I pull up ADUC (dsa.msc) and I look in the Builtin container and double-click on the Administrators group. I select the Members tag and lo, and behold, reserved is actually a member!
So, a recap:
By typing net user reserved, I was able to verify it was part of the Local Administrators group
I looked in ADUC and verified reserved was a member of the builtin Administrators group
I ensured reserved was indeed the Local Administrator account by verifying the SID started with S-1-5... and ended with ...-500
To take it a step further, I made sure the SID matched the Active Directory Group named "Administrators" by typing Get-ADGroup -Identity "Administrators". I then typed Get-ADGroupMember -Identity "Administrators" and made sure reserved was listed (it was AND the SID matched!).
When I check to see if the well-known Administrators Group SID is found in the Groups of that account (by getting the current Windows Identity), it says that it isn't.
What gives?
Why do I get every indication that it actually is a member of the Local Administrators group but that SID isn't found in the account's groups?
When a computer is promoted to a domain controller, there are no more local users or groups on the machine. Member computers have local users and groups, and can also use domain users and groups for authentication, but on a DC, there are only domain objects.
See also: https://serverfault.com/a/264327/236470
I happened to stumble across something and I realized the answer to this question. For the sake of those that come here looking for assistance, here is the answer to my question:
Very simply--in regards to Powershell--if the Administrator Group SID (S-1-5-32-544) does not show up in the Groups of the user, that is a first-line indication that the script is not running with Administrative credentials.
For example, when I type out:
([Security.Principal.WindowsIdentity]::GetCurrent()).Groups
and I do not see the Administrator Group SID listed even though I know for a fact that the account I am signed into is a member of the Administrator Group, it means the current Powershell process does not have Administrative credentials.
If you click Run As Administrator and type the same as above, you will see that it lists the Administrator Group SID in Groups.
The reason why I was experiencing the inconsistency is simply because I was not running the Powershell process as an Administrator.

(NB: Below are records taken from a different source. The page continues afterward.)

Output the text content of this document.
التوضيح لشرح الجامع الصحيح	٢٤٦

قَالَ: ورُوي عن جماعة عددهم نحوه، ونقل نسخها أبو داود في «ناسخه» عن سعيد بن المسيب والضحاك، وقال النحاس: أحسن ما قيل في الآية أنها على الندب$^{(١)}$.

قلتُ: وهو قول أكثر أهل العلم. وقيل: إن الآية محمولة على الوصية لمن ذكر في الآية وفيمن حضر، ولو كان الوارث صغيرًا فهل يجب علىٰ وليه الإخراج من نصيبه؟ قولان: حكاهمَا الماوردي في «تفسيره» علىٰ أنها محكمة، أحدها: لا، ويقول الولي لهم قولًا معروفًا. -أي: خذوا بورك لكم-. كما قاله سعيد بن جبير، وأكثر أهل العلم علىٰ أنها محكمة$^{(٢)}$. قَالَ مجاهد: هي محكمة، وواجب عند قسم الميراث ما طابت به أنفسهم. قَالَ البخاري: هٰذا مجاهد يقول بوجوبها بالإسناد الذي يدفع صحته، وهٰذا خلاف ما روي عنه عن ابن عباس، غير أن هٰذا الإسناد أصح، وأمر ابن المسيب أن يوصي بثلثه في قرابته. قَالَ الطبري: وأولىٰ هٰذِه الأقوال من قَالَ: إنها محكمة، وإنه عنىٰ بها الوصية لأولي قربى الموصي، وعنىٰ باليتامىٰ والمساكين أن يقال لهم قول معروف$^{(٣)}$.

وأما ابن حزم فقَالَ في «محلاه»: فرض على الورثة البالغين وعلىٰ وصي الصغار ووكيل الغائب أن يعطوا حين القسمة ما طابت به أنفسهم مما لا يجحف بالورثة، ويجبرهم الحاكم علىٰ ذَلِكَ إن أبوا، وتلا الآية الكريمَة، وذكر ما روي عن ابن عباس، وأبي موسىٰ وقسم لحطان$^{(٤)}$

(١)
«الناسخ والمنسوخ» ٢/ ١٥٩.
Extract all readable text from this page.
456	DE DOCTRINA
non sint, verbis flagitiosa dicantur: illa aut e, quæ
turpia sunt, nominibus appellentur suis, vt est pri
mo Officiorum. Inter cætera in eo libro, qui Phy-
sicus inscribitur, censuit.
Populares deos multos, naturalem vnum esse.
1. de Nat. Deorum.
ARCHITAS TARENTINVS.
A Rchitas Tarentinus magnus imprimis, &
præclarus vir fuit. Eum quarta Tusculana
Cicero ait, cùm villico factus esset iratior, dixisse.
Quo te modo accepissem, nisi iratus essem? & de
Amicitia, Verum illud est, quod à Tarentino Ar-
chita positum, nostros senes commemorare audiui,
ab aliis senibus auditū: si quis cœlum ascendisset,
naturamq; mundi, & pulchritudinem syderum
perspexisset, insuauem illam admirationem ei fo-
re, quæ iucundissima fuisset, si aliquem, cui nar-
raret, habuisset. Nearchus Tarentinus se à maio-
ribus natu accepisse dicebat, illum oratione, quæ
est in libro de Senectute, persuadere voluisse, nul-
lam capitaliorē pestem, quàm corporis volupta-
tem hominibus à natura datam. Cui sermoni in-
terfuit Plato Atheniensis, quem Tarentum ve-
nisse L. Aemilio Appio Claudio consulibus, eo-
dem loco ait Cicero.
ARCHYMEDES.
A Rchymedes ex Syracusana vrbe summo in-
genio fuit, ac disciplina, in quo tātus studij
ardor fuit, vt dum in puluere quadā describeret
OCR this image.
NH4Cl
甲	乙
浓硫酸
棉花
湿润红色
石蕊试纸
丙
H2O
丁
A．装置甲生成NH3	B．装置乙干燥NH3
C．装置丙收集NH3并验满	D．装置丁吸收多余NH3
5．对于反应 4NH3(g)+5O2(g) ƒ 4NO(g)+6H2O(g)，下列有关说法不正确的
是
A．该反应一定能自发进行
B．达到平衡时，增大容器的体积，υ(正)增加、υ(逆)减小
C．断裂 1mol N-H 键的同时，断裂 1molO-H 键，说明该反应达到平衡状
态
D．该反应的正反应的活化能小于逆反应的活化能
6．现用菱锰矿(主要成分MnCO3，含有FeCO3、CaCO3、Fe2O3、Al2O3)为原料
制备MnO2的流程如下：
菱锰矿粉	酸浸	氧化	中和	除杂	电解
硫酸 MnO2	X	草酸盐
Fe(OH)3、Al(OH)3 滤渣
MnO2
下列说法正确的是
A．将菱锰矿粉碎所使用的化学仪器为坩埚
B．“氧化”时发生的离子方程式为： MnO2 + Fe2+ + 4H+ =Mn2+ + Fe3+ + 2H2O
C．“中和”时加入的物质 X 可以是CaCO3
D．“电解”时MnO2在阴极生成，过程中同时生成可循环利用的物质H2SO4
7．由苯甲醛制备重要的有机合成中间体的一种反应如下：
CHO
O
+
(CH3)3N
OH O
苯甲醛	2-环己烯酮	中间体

So, in short, there are a few ways you can check to verify if your current Powershell session has Administrator credentials. The first one is found in countless websites around the internet and is very common (I did not write this one):
$myWindowsID = [Security.Principal.WindowsIdentity]::GetCurrent()
$myWindowsPrincipal = New-Object Security.Principal.WindowsPrincipal($myWindowsID)
$adminRole = [Security.Principal.WindowsBuiltInRole]::Administrator
if($myWindowsPrincipal.IsInRole($adminRole)) {
\\ TODO: Process is running as Administrator
Clear-Host
} else {
$newProcess = New-Object System.Diagnostics.ProcessStartInfo "Powershell"
$newProcess.Arguments = "& '" + $script:MyInvocation.MyCommand.Path + "'"
$newProcess.Verb = "runas"
[System.Diagnostics.Process]::Start($newProcess)
exit
}
Here is another way (I did write this one):
[Security.Principal.WindowsIdentity]::GetCurrent() | %{
if($_.Groups -contains "S-1-5-32-544") {
\\ TODO: Process is running as Administrator
Clear-Host
} else {
Start Powershell -ArgumentList "& '$MyInvocation.MyCommand.Path'" -Verb runas
exit
}
}
# The Foreach-Object (%) could be replaced with another pipeline filter
I see a lot of people asking this question and because of Powershell appealing to many Systems Administrator (especially ones without a background in programming), I really think this will come in handy for others down the line.